Certaines étaient vêtues de soie ou de lin, d’autres de drap de laine, mais le fait qu’elles ne se soient pas enfuies parlait de lui-même. Reanne avait dit que la moitié des occupantes de la ferme appartenaient à cette catégorie. Elles semblaient frappées de stupeur.
Malgré ses ronchonnements, Nynaeve ne perdit pas de temps pour s’occuper d’Alise. Ou peut-être fut-ce Alise qui prit en charge Nynaeve. C’était difficile à dire, vu qu’Alise ne manifestait aucune déférence envers les Aes Sedai, contrairement au Cercle du Tricot. Peut-être était-elle encore trop abasourdie par le tour qu’avaient pris les événements. Quoi qu’il en soit, elles s’éloignèrent ensemble, Nynaeve guidant sa jument d’une main, et agitant son chapeau de l’autre, donnant des instructions à Alise sur la façon de rassembler les femmes et sur ce qu’il fallait en faire une fois qu’elles seraient retrouvées. Reanne était sûre qu’il y avait à la ferme au moins une femme assez puissante pour participer au cercle, Garenia Rosoinde, et peut-être deux autres. En vérité, Elayne espérait plutôt qu’elles eussent toutes disparu. Alise alternait entre le hochement de tête et le regard méfiant, que Nynaeve ne semblait pas remarquer.
En attendant que les femmes soient rassemblées, le moment sembla propice à la reprise de l’inspection des paniers. Mais quand Elayne se tourna vers les chevaux de bât, qu’on commençait juste à conduire vers les bâtiments, elle remarqua le Cercle du Tricot, Reanne et toutes les autres, qui entraient à pied dans la ferme, certaines se dirigeant vers les femmes évanouies, toujours gisant sur le sol, d’autres vers celles qui observaient la scène bouche bée. Aucun signe d’Ispan. Mais il ne lui fallut qu’un coup d’œil pour la retrouver, encadrée par Adeleas et Vandene, chacune la tenant par un bras, leur cache-poussière ballonnant dans leur dos.

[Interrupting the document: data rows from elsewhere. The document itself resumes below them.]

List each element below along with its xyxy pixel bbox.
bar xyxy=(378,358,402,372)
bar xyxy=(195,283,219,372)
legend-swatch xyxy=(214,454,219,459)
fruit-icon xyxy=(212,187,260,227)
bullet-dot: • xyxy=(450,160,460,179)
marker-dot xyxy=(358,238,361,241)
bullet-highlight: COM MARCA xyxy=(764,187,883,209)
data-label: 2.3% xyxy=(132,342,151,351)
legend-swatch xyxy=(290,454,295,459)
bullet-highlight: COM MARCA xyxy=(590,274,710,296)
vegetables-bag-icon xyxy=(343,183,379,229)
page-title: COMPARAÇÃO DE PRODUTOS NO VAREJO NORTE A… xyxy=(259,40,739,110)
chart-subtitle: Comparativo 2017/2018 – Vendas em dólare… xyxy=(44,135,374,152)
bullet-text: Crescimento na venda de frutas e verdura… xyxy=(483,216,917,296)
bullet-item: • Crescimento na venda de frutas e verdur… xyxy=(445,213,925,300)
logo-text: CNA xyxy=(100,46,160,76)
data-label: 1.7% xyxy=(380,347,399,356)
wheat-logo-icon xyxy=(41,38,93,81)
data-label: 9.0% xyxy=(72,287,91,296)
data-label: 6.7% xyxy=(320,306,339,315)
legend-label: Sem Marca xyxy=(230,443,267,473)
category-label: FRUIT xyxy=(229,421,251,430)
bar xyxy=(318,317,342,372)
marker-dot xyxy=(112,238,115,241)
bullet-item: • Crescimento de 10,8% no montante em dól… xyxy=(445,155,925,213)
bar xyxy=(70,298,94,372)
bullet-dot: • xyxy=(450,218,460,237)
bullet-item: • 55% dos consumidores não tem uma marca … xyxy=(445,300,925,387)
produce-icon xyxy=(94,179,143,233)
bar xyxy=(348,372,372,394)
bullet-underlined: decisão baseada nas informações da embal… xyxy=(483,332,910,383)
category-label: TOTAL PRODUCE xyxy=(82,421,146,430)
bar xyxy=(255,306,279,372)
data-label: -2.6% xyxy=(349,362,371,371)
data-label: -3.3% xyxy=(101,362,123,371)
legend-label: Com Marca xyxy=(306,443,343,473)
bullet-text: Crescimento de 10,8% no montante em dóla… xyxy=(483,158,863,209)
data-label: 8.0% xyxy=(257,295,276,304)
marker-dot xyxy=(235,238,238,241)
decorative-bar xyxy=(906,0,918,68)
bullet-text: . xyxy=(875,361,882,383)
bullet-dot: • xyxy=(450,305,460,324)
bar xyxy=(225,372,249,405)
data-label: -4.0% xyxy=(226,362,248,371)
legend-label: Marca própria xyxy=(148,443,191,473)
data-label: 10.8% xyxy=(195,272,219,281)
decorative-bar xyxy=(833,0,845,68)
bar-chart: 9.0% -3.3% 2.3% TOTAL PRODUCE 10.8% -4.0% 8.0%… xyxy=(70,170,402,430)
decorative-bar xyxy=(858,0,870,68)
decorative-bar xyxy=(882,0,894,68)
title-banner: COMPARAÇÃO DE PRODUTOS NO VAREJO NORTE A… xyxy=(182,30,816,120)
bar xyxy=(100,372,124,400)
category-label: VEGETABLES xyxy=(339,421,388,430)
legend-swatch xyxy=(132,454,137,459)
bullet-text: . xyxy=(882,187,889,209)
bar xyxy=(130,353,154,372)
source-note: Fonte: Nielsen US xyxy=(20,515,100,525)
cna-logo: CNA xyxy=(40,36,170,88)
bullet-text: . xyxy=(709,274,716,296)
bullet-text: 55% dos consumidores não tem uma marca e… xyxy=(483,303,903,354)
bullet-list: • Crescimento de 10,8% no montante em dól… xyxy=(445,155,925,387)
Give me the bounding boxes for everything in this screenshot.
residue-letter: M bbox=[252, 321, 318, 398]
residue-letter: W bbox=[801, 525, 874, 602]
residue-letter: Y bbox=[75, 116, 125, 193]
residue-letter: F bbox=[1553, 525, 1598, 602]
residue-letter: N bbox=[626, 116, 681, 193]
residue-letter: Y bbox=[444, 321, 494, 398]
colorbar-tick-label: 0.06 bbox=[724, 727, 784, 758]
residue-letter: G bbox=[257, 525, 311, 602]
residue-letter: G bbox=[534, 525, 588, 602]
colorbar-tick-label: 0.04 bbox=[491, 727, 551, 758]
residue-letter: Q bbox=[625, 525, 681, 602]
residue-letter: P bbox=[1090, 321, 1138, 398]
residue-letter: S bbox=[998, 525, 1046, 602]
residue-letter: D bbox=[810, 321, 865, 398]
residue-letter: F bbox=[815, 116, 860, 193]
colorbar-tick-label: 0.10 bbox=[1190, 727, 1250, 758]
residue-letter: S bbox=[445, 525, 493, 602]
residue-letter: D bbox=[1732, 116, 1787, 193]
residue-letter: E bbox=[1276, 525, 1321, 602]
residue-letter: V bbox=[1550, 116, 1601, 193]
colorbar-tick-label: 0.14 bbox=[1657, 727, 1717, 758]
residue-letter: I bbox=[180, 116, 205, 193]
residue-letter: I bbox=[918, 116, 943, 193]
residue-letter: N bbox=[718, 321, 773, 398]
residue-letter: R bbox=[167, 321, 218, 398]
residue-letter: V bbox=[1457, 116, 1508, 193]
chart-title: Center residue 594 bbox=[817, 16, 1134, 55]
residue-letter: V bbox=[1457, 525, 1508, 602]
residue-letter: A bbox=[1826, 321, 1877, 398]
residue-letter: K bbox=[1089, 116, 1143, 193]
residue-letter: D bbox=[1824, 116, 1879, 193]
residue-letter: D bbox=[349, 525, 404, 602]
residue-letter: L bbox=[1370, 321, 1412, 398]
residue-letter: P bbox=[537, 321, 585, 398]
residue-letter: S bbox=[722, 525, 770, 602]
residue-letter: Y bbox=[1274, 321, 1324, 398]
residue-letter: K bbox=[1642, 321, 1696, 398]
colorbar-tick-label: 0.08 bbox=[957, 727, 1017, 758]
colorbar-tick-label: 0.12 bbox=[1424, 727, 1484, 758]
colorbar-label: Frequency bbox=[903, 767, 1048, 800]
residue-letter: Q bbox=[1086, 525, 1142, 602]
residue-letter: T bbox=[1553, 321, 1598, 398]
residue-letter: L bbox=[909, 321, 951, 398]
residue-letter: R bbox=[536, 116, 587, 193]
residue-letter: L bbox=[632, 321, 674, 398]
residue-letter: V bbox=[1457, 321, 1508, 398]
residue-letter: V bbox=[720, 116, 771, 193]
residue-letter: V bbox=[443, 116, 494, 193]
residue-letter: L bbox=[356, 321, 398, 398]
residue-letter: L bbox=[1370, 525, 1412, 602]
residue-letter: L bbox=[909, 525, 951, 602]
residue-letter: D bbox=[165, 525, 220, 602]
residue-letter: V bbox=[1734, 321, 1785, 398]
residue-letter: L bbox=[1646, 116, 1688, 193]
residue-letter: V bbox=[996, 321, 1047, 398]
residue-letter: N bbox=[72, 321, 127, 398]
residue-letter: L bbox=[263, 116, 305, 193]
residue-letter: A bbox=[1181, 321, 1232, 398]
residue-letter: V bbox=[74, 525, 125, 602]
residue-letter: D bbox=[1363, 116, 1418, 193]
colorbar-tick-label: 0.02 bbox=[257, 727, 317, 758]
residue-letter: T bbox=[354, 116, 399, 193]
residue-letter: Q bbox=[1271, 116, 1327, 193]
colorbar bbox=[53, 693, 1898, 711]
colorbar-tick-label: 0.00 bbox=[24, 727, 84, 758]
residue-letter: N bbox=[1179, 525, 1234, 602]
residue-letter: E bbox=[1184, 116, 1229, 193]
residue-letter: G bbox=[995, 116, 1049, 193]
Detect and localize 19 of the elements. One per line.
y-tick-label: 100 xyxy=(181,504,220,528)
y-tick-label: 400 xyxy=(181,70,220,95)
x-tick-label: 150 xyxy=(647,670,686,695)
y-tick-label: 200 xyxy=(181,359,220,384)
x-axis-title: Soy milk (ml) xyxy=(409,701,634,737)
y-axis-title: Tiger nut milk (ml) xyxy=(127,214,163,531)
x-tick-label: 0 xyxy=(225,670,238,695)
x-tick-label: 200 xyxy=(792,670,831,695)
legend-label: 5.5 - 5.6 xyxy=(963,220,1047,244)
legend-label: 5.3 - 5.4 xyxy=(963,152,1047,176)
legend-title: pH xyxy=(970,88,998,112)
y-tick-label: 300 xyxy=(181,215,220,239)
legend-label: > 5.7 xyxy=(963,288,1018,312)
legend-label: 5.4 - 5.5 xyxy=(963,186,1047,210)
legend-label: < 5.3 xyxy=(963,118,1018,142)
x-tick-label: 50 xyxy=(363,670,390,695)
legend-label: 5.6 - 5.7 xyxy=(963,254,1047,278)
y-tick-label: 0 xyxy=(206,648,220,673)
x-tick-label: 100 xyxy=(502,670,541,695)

Les deux sœurs grisonnantes étaient liées : l’aura de la saidar les englobait toutes les deux sans y inclure Ispan. Impossible de dire laquelle dirigeait ce cercle minuscule et maintenait le bouclier autour de l’Amie du Ténébreux, que même un Réprouvé n’aurait pas pu franchir. Elles s’arrêtèrent pour parler avec une grosse femme, qui resta bouche bée devant le sac en cuir couvrant la tête d’Ispan. Celle-ci fit quand même la révérence puis montra du doigt l’un des bâtiments blanchis à la chaux.
Elayne échangea des regards furieux avec Aviendha. Tout du moins, elle était en colère. Par moments, le visage d’Aviendha se pétrifiait. Confiant leurs chevaux à deux palefreniers du palais, elles se précipitèrent derrière les trois femmes. Celles qui n’appartenaient pas à la Famille tentèrent de les interroger sur les événements, quelques-unes d’une façon plutôt autoritaire, mais Elayne les expédia sans ménagement, laissant dans son sillage reniflements et grognements indignés. Oh, que n’aurait-elle pas donné pour avoir déjà un visage sans âge ! Cela remua quelque chose au plus profond de ses pensées, mais qui disparut dès qu’elle voulut l’analyser.